CVS Takes Additional Steps to Ensure the Continued Integrity of the Pharmaceutical Supply Chain

Monday, May 2, 2005

WOONSOCKET, R.I - CVS/pharmacy, America's largest retail pharmacy, announced today that it would no longer purchase pharmaceuticals from wholesalers that trade in the secondary drug market. Recently, this practice has faced increased scrutiny due to the rising concerns that wholesalers trading in the secondary market potentially provide an entry point for counterfeit or adulterated products to enter the legitimate pharmaceutical supply chain. CVS does not trade in the secondary drug market, and is now requiring its pharmaceutical wholesalers to meet this same high standard.

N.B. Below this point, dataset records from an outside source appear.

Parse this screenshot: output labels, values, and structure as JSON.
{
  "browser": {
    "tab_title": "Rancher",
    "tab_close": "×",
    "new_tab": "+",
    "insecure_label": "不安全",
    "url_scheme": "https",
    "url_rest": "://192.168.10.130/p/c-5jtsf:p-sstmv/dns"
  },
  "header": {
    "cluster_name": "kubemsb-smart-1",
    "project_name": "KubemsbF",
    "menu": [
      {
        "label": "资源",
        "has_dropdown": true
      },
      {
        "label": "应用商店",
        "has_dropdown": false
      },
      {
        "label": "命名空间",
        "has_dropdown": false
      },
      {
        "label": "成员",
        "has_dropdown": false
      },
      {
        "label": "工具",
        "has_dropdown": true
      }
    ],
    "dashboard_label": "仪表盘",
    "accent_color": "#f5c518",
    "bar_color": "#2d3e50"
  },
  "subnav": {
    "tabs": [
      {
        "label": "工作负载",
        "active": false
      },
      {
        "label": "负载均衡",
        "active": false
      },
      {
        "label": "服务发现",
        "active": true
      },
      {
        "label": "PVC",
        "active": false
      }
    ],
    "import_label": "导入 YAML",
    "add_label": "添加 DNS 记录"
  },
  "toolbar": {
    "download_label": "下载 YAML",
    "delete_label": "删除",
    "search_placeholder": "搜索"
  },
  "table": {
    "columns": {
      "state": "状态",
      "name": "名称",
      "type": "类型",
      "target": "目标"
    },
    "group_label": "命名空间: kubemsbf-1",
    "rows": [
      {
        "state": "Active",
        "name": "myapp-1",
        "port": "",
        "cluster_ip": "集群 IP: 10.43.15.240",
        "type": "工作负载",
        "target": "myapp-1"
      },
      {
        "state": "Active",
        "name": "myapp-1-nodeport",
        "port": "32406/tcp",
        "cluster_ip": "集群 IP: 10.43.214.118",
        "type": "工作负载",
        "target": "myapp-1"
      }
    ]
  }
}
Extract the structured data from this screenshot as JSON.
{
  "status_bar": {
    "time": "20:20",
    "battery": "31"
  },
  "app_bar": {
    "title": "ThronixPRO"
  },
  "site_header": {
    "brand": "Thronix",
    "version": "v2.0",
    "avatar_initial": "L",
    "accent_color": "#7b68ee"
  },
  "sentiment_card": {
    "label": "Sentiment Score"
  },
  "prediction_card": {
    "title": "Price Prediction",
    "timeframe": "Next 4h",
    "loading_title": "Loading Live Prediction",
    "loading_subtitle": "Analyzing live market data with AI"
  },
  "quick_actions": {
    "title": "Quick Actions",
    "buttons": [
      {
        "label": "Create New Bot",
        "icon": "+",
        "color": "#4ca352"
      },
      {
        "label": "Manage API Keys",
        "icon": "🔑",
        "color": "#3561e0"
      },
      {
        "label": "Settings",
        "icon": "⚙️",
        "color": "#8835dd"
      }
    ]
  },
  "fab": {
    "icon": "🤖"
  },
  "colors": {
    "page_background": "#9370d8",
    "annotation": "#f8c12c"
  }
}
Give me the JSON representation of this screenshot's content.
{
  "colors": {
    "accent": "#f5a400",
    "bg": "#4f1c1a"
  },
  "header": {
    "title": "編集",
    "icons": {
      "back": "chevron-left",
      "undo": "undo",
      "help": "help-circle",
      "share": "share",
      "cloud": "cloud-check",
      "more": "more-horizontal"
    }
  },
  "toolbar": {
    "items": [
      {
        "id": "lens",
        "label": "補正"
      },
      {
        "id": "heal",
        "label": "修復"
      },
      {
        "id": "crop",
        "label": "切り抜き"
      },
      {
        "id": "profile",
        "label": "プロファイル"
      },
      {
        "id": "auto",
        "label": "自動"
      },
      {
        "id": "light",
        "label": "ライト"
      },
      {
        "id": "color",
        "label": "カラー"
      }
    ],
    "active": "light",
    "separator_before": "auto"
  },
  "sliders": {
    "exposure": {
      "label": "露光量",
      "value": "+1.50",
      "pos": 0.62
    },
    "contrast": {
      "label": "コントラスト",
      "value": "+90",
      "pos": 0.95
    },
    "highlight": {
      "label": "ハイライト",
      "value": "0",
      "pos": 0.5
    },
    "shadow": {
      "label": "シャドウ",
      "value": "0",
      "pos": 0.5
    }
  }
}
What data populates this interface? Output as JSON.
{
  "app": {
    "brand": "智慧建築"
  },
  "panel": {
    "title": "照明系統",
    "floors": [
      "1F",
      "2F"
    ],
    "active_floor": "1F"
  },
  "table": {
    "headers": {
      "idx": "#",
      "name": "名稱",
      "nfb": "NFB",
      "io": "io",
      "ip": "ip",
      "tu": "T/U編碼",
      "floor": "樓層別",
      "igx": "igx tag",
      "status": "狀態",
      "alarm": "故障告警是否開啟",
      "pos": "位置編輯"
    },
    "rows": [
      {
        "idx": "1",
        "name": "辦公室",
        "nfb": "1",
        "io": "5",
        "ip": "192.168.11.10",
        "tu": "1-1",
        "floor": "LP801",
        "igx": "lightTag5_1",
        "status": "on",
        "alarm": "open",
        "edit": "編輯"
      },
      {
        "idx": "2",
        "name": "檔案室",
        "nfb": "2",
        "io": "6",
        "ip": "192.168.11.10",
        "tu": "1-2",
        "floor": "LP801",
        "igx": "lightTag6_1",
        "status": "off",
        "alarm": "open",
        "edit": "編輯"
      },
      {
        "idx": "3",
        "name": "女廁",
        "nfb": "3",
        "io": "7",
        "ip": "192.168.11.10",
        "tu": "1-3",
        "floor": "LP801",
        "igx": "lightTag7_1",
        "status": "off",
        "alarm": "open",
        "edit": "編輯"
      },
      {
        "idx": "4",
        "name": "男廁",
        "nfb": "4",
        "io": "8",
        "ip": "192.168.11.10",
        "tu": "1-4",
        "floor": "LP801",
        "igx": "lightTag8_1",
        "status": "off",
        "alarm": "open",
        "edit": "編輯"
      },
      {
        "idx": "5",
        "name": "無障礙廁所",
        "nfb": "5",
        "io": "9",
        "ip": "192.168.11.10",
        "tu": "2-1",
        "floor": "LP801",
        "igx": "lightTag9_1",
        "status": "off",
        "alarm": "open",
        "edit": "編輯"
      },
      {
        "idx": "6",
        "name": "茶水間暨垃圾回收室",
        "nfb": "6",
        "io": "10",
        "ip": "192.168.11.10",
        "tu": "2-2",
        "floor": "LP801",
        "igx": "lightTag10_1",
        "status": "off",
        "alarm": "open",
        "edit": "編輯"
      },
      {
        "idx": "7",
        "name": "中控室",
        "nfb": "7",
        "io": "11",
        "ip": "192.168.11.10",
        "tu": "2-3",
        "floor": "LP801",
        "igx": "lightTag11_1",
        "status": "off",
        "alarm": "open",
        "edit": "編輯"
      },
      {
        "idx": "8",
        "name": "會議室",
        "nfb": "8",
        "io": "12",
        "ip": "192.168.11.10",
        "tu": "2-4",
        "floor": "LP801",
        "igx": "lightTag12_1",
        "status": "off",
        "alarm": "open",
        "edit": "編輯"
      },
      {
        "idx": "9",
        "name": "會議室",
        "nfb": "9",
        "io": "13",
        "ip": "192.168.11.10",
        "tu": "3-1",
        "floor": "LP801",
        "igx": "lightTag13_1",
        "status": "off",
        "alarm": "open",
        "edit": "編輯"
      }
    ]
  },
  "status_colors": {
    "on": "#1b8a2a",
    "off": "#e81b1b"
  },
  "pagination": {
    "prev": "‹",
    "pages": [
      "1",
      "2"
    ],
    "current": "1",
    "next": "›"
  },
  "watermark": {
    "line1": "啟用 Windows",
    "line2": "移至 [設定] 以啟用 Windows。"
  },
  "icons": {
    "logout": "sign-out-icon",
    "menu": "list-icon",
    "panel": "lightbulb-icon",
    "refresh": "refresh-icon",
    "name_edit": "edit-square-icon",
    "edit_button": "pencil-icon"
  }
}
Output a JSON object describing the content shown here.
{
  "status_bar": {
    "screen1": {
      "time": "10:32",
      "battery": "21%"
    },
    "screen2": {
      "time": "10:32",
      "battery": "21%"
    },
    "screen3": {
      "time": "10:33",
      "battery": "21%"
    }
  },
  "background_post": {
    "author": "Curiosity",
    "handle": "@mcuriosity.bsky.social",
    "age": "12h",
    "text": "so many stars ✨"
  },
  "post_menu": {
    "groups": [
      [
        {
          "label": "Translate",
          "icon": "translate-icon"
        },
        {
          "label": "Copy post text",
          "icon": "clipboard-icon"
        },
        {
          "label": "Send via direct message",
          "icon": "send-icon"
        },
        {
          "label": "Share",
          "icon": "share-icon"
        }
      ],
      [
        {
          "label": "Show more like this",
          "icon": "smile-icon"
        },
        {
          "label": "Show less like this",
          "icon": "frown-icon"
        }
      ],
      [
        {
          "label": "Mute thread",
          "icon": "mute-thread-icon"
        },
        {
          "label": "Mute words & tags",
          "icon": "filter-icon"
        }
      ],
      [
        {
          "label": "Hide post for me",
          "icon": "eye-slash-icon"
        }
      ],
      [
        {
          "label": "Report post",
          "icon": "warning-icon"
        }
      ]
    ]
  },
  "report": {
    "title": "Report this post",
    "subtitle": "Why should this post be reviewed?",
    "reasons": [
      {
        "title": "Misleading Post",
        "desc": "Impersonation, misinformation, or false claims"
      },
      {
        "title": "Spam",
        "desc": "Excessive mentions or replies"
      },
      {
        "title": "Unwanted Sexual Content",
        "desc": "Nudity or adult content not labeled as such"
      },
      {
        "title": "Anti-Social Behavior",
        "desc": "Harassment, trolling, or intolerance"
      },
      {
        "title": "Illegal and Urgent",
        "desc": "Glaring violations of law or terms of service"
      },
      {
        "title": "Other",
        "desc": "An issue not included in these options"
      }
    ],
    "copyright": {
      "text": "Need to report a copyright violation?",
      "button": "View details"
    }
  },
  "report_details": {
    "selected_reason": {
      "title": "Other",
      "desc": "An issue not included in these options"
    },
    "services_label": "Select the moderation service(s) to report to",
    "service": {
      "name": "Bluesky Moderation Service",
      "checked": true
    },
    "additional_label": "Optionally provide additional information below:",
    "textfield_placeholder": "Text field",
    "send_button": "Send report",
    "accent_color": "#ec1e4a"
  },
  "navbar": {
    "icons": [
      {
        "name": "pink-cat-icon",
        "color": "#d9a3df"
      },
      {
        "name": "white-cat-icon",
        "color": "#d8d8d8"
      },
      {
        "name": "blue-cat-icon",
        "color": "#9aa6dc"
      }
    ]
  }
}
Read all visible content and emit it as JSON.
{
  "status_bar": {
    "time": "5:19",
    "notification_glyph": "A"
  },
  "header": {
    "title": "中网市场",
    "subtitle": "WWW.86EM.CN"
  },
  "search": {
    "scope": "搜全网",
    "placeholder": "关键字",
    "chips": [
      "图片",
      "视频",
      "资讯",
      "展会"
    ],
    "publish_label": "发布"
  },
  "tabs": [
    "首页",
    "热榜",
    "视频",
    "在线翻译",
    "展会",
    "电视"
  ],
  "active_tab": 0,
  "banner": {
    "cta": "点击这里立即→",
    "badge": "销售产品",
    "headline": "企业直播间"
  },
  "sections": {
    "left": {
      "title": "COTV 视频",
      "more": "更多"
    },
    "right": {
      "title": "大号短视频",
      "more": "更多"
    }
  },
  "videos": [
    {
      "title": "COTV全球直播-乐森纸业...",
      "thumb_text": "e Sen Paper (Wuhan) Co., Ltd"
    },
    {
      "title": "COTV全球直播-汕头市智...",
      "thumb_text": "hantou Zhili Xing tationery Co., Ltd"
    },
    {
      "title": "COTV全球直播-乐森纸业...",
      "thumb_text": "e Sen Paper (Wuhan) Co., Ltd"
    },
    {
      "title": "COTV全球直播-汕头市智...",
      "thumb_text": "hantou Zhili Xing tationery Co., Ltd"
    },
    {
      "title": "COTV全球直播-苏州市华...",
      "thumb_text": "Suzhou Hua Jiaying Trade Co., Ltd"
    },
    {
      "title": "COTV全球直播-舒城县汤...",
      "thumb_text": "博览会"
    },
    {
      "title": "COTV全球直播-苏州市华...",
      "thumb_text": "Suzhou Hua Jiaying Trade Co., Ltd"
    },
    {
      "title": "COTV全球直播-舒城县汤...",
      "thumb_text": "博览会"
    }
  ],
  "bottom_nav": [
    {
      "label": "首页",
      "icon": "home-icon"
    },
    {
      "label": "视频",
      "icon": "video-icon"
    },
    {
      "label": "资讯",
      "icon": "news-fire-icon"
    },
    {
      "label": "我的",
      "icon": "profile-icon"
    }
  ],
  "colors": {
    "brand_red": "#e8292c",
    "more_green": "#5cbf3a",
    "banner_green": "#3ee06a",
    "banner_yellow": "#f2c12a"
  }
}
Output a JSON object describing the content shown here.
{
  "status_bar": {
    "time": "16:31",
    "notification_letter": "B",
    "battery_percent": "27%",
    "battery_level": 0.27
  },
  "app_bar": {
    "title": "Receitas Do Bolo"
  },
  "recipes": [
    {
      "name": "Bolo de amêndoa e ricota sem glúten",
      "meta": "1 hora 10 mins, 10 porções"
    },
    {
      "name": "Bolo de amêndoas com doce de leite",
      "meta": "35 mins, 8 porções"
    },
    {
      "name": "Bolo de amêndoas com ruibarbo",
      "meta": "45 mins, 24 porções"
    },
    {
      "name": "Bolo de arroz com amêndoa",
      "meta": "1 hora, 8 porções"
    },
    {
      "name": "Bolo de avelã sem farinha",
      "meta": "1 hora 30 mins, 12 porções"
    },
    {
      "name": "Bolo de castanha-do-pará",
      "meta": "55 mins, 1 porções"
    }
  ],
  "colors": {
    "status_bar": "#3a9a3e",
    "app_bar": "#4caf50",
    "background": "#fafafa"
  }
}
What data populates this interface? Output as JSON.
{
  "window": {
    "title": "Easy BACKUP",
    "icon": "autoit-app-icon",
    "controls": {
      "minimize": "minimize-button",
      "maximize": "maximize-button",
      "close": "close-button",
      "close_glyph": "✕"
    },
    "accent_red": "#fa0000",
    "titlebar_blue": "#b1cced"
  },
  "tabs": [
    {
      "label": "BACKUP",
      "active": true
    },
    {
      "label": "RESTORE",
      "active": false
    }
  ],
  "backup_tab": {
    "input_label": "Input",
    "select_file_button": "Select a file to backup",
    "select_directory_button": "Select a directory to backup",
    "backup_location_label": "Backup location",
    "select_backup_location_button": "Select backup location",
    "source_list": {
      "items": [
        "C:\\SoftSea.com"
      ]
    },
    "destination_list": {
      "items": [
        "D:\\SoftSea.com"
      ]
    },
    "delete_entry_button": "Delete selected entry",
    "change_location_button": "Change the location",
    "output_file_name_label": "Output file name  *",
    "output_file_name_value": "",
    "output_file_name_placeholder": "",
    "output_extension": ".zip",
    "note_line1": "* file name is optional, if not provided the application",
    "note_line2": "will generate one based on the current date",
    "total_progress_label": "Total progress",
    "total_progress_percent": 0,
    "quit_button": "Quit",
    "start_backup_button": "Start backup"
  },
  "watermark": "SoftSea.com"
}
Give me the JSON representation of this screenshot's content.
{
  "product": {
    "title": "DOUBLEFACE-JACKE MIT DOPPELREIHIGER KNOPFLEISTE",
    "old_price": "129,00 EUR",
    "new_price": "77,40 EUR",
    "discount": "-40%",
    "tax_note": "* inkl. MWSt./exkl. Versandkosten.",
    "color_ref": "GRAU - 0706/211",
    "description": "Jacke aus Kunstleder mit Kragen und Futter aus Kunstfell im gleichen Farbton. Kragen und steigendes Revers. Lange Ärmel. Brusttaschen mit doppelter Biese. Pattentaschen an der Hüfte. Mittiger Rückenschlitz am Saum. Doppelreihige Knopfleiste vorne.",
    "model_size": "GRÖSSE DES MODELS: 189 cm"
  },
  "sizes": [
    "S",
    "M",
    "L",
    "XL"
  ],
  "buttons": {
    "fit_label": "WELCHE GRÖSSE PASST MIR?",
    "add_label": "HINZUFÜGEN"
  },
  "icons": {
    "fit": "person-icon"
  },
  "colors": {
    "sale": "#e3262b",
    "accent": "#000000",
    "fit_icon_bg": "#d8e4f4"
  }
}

"We are seeing numerous state specific legislative initiatives aimed at maintaining the safety of the pharmaceutical supply chain. Many of these initiatives, while well intentioned, are not practical from an operational perspective and cannot be supported through technology currently available. Therefore, CVS is taking what we believe to be the most effective means to ensure the continued integrity and authenticity of the pharmaceutical products that CVS dispenses to its customers," stated Chris Bodine, Executive Vice President of Merchandising and Marketing at CVS.

Mr. Bodine added, "Our approach towards preserving the integrity of the pharmaceutical supply chain is very straightforward. CVS will only purchase pharmaceuticals directly from the manufacturer, or from wholesalers who certify that they are not trading in the secondary drug market. If we are unable to receive those assurances, those wholesalers' contracts will not be renewed".